The original single storey federation home in Sydney’s Inner west had been subject to a series of complicated additions. The building suffered from an uninspiring street presence with the entry porch enclosed and much of the detail stripped from the street façade. A curiously located internal dining room dissected the home, resulting in a confused floor plan that required access to a rear family room through the small kitchen. An additional bedroom tacked to the rear resulted in a physical disconnect to relatively large the rear garden.
In need of repair, the owners decided it was time for an overhaul. The modest brief included a total three bedrooms, with the formal lounge being able to be occasionally converted to a bedroom for overseas guests.

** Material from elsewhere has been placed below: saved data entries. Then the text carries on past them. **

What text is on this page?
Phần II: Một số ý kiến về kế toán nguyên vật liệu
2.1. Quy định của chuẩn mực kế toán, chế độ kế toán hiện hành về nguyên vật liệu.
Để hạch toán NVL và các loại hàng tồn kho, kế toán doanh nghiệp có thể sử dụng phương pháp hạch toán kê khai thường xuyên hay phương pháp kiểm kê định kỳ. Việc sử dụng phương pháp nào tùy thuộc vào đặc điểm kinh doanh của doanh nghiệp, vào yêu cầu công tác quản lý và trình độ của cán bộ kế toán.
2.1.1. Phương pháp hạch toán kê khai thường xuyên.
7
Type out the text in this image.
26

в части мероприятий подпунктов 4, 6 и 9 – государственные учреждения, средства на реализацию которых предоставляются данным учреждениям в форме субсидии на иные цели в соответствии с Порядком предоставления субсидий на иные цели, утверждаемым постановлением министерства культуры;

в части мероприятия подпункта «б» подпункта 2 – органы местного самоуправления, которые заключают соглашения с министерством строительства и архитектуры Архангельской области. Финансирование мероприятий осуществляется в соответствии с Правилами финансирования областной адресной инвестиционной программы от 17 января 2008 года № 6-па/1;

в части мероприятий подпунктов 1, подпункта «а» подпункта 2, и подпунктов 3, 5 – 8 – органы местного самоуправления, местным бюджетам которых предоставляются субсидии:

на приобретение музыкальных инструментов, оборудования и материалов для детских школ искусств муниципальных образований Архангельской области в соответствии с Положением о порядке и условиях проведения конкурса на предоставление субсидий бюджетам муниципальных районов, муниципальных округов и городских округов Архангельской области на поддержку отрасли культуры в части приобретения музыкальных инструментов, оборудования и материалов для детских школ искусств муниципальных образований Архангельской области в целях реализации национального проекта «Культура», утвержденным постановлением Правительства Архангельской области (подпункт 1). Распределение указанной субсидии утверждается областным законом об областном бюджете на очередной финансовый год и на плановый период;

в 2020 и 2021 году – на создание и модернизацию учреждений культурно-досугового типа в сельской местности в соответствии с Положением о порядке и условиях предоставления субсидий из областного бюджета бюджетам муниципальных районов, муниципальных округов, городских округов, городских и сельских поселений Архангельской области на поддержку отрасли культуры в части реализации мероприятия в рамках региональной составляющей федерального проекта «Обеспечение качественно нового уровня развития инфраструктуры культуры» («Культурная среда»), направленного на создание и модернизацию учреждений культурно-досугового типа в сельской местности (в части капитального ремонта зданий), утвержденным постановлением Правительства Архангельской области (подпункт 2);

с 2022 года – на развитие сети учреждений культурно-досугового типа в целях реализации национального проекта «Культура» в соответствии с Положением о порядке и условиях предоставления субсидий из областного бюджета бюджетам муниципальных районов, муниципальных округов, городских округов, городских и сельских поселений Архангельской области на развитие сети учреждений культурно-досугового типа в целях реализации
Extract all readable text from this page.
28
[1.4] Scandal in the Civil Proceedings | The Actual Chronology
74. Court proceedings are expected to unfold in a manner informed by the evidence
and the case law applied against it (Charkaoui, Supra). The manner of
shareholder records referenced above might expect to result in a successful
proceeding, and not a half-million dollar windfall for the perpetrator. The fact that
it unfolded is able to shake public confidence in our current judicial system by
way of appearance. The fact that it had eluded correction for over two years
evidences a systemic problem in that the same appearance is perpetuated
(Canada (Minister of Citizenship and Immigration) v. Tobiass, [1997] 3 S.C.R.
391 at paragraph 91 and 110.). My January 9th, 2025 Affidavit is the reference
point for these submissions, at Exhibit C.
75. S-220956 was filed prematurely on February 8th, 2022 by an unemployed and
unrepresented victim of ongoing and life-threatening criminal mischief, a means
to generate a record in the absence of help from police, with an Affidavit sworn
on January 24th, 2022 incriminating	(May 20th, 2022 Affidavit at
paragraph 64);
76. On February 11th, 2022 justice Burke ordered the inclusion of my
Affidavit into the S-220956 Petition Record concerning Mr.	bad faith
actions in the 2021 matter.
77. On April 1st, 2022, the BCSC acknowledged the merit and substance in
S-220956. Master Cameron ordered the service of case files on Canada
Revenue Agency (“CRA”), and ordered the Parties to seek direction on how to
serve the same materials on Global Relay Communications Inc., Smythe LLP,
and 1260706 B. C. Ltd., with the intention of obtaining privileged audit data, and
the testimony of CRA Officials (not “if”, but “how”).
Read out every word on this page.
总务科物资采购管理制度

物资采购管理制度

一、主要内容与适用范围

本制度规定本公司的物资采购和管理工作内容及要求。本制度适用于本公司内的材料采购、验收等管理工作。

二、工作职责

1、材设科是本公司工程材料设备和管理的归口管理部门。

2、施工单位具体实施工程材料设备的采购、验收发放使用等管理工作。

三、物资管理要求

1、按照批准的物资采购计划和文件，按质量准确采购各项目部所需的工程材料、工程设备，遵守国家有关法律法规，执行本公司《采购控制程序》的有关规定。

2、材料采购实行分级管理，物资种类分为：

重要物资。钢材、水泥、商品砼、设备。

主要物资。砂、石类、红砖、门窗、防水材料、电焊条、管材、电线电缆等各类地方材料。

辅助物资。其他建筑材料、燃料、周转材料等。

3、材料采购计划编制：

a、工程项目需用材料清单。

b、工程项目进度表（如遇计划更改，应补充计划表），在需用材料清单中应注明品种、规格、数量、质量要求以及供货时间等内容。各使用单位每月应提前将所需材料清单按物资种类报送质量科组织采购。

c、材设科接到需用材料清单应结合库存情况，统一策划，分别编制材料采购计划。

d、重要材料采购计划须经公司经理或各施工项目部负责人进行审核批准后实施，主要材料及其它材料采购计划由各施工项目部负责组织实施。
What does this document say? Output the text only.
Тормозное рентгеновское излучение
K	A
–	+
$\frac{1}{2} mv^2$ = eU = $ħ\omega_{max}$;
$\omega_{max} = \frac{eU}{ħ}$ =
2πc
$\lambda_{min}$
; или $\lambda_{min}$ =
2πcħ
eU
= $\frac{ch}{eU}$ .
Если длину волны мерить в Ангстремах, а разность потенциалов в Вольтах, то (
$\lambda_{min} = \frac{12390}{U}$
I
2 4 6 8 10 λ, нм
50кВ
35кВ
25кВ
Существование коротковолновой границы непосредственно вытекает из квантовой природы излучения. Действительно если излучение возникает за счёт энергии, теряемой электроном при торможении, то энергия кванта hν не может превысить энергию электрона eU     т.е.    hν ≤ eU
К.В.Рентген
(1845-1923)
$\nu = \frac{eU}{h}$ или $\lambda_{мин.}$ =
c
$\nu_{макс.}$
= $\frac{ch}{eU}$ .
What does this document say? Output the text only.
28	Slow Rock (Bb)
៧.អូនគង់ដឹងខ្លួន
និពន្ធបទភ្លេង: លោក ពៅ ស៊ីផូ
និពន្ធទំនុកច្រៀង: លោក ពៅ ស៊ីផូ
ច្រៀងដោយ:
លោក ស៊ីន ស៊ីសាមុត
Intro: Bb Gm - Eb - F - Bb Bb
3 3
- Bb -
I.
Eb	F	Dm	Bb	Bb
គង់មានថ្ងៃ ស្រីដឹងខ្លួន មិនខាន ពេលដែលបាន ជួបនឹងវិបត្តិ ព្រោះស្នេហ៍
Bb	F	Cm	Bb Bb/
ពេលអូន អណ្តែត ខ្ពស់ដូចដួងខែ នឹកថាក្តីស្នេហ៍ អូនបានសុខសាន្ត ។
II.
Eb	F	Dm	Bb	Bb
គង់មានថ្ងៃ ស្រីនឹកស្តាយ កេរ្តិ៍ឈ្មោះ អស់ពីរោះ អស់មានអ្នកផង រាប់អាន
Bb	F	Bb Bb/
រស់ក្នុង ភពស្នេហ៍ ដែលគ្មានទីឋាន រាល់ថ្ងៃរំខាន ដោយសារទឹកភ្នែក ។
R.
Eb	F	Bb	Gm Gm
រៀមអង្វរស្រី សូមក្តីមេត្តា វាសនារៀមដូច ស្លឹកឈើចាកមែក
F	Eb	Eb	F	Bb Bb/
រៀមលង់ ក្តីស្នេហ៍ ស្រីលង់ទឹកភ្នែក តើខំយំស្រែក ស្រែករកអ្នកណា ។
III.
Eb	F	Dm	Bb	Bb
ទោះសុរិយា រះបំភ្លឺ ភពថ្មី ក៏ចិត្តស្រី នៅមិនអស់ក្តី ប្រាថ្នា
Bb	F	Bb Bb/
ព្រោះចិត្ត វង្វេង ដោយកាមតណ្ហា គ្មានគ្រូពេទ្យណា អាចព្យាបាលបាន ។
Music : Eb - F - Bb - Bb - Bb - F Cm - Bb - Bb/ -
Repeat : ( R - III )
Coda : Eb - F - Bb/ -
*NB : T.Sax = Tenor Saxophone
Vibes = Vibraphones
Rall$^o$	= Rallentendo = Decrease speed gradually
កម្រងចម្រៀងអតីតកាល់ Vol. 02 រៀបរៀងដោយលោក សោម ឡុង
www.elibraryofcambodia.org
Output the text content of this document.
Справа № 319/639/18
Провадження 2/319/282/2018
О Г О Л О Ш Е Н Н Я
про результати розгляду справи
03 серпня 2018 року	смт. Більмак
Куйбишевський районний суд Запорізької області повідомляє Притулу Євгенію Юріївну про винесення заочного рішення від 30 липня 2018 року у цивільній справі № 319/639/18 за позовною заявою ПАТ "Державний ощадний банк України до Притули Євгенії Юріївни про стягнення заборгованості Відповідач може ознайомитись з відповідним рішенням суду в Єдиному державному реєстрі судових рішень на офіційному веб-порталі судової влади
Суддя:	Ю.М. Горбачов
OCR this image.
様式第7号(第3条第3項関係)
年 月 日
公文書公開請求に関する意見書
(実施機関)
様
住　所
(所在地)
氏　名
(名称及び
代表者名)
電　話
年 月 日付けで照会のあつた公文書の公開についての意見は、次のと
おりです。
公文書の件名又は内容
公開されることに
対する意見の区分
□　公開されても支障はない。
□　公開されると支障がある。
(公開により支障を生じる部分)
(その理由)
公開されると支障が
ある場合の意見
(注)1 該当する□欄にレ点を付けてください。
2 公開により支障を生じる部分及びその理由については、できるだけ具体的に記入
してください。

A simplified rear addition would include a kitchen, dining and living room with an improved connection to the outdoors. Important to the owners was the ability to have contemporary open planned living, while allowing for seamless segmentation.
Ironically, Offset House stems off a symmetrical central axis. Drawing on the intricate timber detailing that remained in the house, the original front of the house was untangled and restored with wide central hallway, which dissected four traditional front rooms. Beautifully crafted timber panel detailing, herringbone flooring, timber picture rails and ornate ceilings restored the front of the house to its former glory.
Drawn by a large square timber-lined window box seat that extends the view out to the garden, a threshold and garden light well creates a distinct separation between old and new. The period detailing gives way to timeless, yet contemporary, natural materials; concrete floors, painted brickwork and natural timbers.
Height and light fills the new kitchen and dining space through a series of large north orientated skylights, flooding the addition with daylight that illuminates the natural materials and textures.
Offset House draws on texture and depth to create a visually dynamic form. The offset roof form that gives the house its name was developed to draw light into the addition, while ensuring low visual bulk and overshadowing to the southern neighbour. It achieves a surprisingly modest yet spacious family home.